Chris - It’s reassuring that you found only a small number of these cells in healthy people. But of course, I wonder whether you included in that control group, people who might have other risk factors but aren’t having a heart attack because – is there going to be a gray area where you'll have people who have artery disease but they're not at imminent risk of a heart attack but your test looking for these cells might say they are?
Eric - Well we haven’t seen any gray area yet. You know, we’ve extended this in many different patients and we even took the healthy people and we kept having them come back which had never been done before to see how stable the finding is of their absence, or relative absence, of these cells. So, we tried to drill down on that quite a bit, Chris.
Chris - The big question must be, well how far in advance can we predict a forthcoming event and therefore intervene meaningfully in these people?
Eric - Well you know, this was a segue to a much more simple, quick and hopefully quite inexpensive test.

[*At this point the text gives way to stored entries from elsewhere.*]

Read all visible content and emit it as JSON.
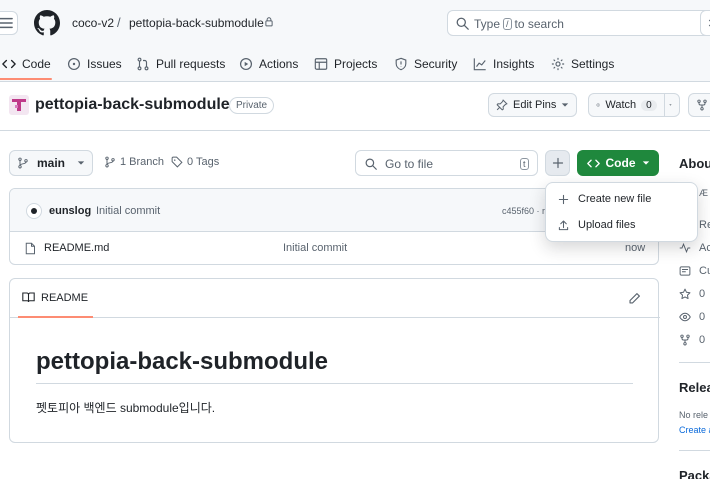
{
  "header": {
    "owner": "coco-v2",
    "separator": "/",
    "repo": "pettopia-back-submodule",
    "search_before": "Type",
    "search_key": "/",
    "search_after": "to search"
  },
  "nav": {
    "code": "Code",
    "issues": "Issues",
    "pull_requests": "Pull requests",
    "actions": "Actions",
    "projects": "Projects",
    "security": "Security",
    "insights": "Insights",
    "settings": "Settings"
  },
  "repo": {
    "title": "pettopia-back-submodule",
    "visibility": "Private",
    "edit_pins": "Edit Pins",
    "watch": "Watch",
    "watch_count": "0"
  },
  "toolbar": {
    "branch": "main",
    "branch_count": "1 Branch",
    "tag_count": "0 Tags",
    "goto_placeholder": "Go to file",
    "goto_key": "t",
    "code_button": "Code"
  },
  "commit": {
    "author": "eunslog",
    "message": "Initial commit",
    "sha": "c455f60 · r"
  },
  "files": [
    {
      "name": "README.md",
      "message": "Initial commit",
      "time": "now"
    }
  ],
  "readme": {
    "tab": "README",
    "heading": "pettopia-back-submodule",
    "body": "펫토피아 백엔드 submodule입니다."
  },
  "dropdown": {
    "create": "Create new file",
    "upload": "Upload files"
  },
  "sidebar": {
    "about": "About",
    "about_desc": "Æ I",
    "rows": [
      "Re",
      "Ac",
      "Cu",
      "0",
      "0",
      "0"
    ],
    "releases": "Relea",
    "no_releases": "No rele",
    "create_release": "Create a",
    "packages": "Packa"
  },
  "colors": {
    "accent_orange": "#fd8c73",
    "primary_green": "#1f883d",
    "link_blue": "#0969da",
    "repo_avatar": "#bf3989"
  }
}
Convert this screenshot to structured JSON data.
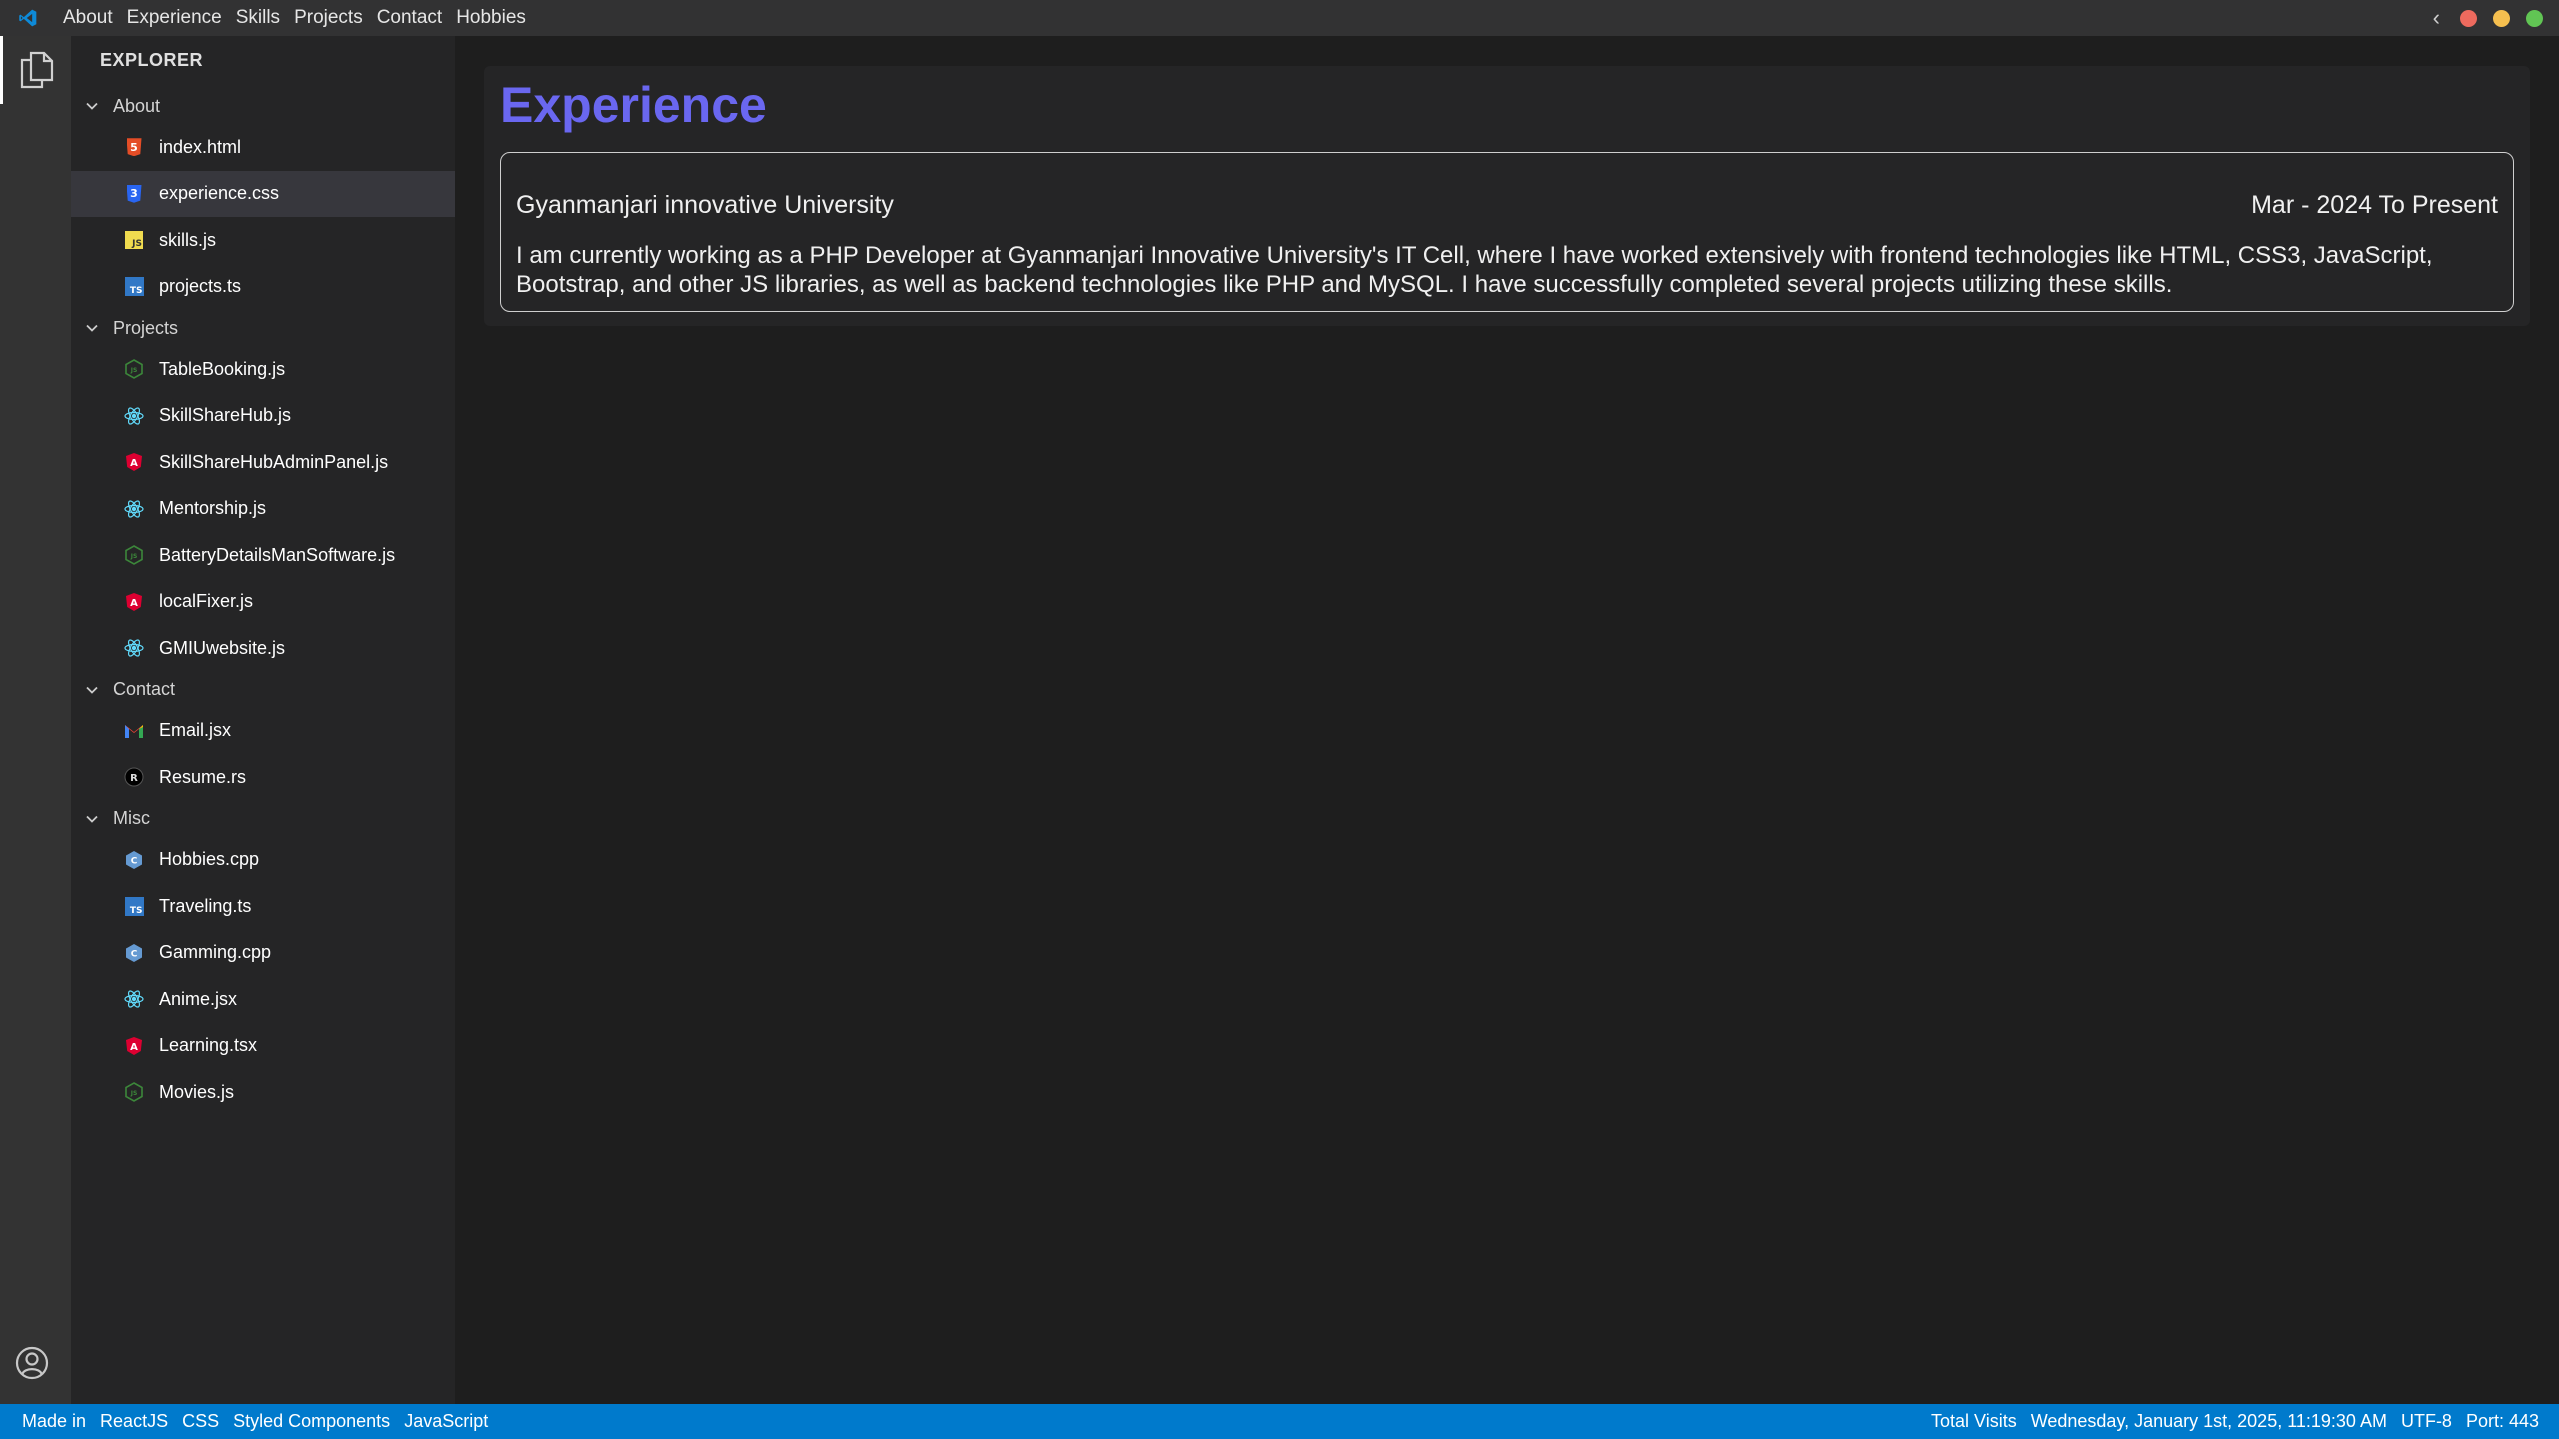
{
  "menu": [
    "About",
    "Experience",
    "Skills",
    "Projects",
    "Contact",
    "Hobbies"
  ],
  "window_controls": {
    "close_color": "#ed6a5e",
    "minimize_color": "#f5bf4f",
    "maximize_color": "#61c554"
  },
  "explorer": {
    "header": "EXPLORER",
    "sections": [
      {
        "label": "About",
        "files": [
          {
            "name": "index.html",
            "icon": "html-icon"
          },
          {
            "name": "experience.css",
            "icon": "css-icon",
            "active": true
          },
          {
            "name": "skills.js",
            "icon": "js-icon"
          },
          {
            "name": "projects.ts",
            "icon": "ts-icon"
          }
        ]
      },
      {
        "label": "Projects",
        "files": [
          {
            "name": "TableBooking.js",
            "icon": "node-icon"
          },
          {
            "name": "SkillShareHub.js",
            "icon": "react-icon"
          },
          {
            "name": "SkillShareHubAdminPanel.js",
            "icon": "angular-icon"
          },
          {
            "name": "Mentorship.js",
            "icon": "react-icon"
          },
          {
            "name": "BatteryDetailsManSoftware.js",
            "icon": "node-icon"
          },
          {
            "name": "localFixer.js",
            "icon": "angular-icon"
          },
          {
            "name": "GMIUwebsite.js",
            "icon": "react-icon"
          }
        ]
      },
      {
        "label": "Contact",
        "files": [
          {
            "name": "Email.jsx",
            "icon": "gmail-icon"
          },
          {
            "name": "Resume.rs",
            "icon": "rust-icon"
          }
        ]
      },
      {
        "label": "Misc",
        "files": [
          {
            "name": "Hobbies.cpp",
            "icon": "cpp-icon"
          },
          {
            "name": "Traveling.ts",
            "icon": "ts-icon"
          },
          {
            "name": "Gamming.cpp",
            "icon": "cpp-icon"
          },
          {
            "name": "Anime.jsx",
            "icon": "react-icon"
          },
          {
            "name": "Learning.tsx",
            "icon": "angular-icon"
          },
          {
            "name": "Movies.js",
            "icon": "node-icon"
          }
        ]
      }
    ]
  },
  "main": {
    "title": "Experience",
    "experience": {
      "organization": "Gyanmanjari innovative University",
      "period": "Mar - 2024 To Present",
      "description": "I am currently working as a PHP Developer at Gyanmanjari Innovative University's IT Cell, where I have worked extensively with frontend technologies like HTML, CSS3, JavaScript, Bootstrap, and other JS libraries, as well as backend technologies like PHP and MySQL. I have successfully completed several projects utilizing these skills."
    }
  },
  "status": {
    "left": [
      "Made in",
      "ReactJS",
      "CSS",
      "Styled Components",
      "JavaScript"
    ],
    "right": [
      "Total Visits",
      "Wednesday, January 1st, 2025, 11:19:30 AM",
      "UTF-8",
      "Port: 443"
    ]
  },
  "colors": {
    "accent": "#6a67f0",
    "statusbar": "#007acc",
    "vscode_blue": "#0078d4"
  }
}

The work that we did was too laborious, trying to isolate all these cells, but now that we’ve done genomics of these cells, and have a much easier signal to work with, we will take that to the emergency room setting to validate a practical test.
Chris - Wouldn’t it be more meaningful to take a large group of individuals who are at risk and then just bring them back into the clinic on a weekly basis and get blood from them, and then marry up those blood samples with the ones who do then over time going to have a heart attack?

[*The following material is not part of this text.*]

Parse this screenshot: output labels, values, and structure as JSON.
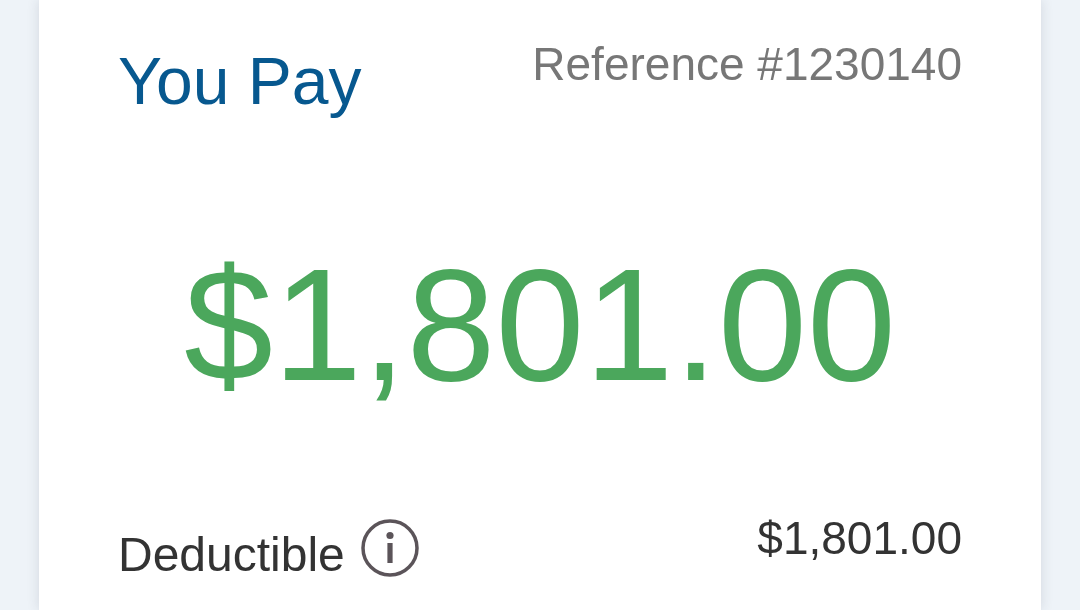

Eric - Yeah, that wouldn’t work too well because you'd have to do that in thousands of people every week to get the few that are going to have a heart attack. It’s not so easy to find people who are about to have a heart attack using that route. But if you go to the emergency room setting where people – for example in the US, there's 3 million people coming in with chest pain or tightness, or pressure, thinking that you might have a heart attack each year - and out of those, so many have no damage to their heart muscle but in fact are the exact kind of people that we’re trying to identify because they are having this precursor event. So that's a much better way than just taking people who are perfectly stable with no symptoms, having to come back to a clinic every week. But, you're bringing up another point. This is a one off test. In order to have the blood under surveillance all the time, in high risk individuals like you were outlining, that will require a sensor embedded in the blood which we’re working on as well that would communicate to one’s Smartphone to give a ring tone that a heart attack is incubated.
Chris - I'm also getting at the point that we’re coming up with all of these coronary risk profiles and we’re saying to people, “You have a 10 % risk or you have a 15 % risk” and we’re using this to inform what drugs we put people on. If we’ve got an even more acute measure, these are the individuals who are not just at risk but these are really elaborating a heart attack that's in evolution then they could actually be stratified for even more intense treatment and a heart attack could be prevented in those individuals.
Eric - You've nailed it. The point is, is that once you know the heart attack underlying process is ongoing, it’s a heart attack waiting to happen, then the main thing is to prevent the blood clot. If we prevent the blood clot, then the chance of preventing the event is exceptionally high and naturally it becomes a new goal.
Ben - Eric Topol from the Scripps Translational Institute in La Jolla, California.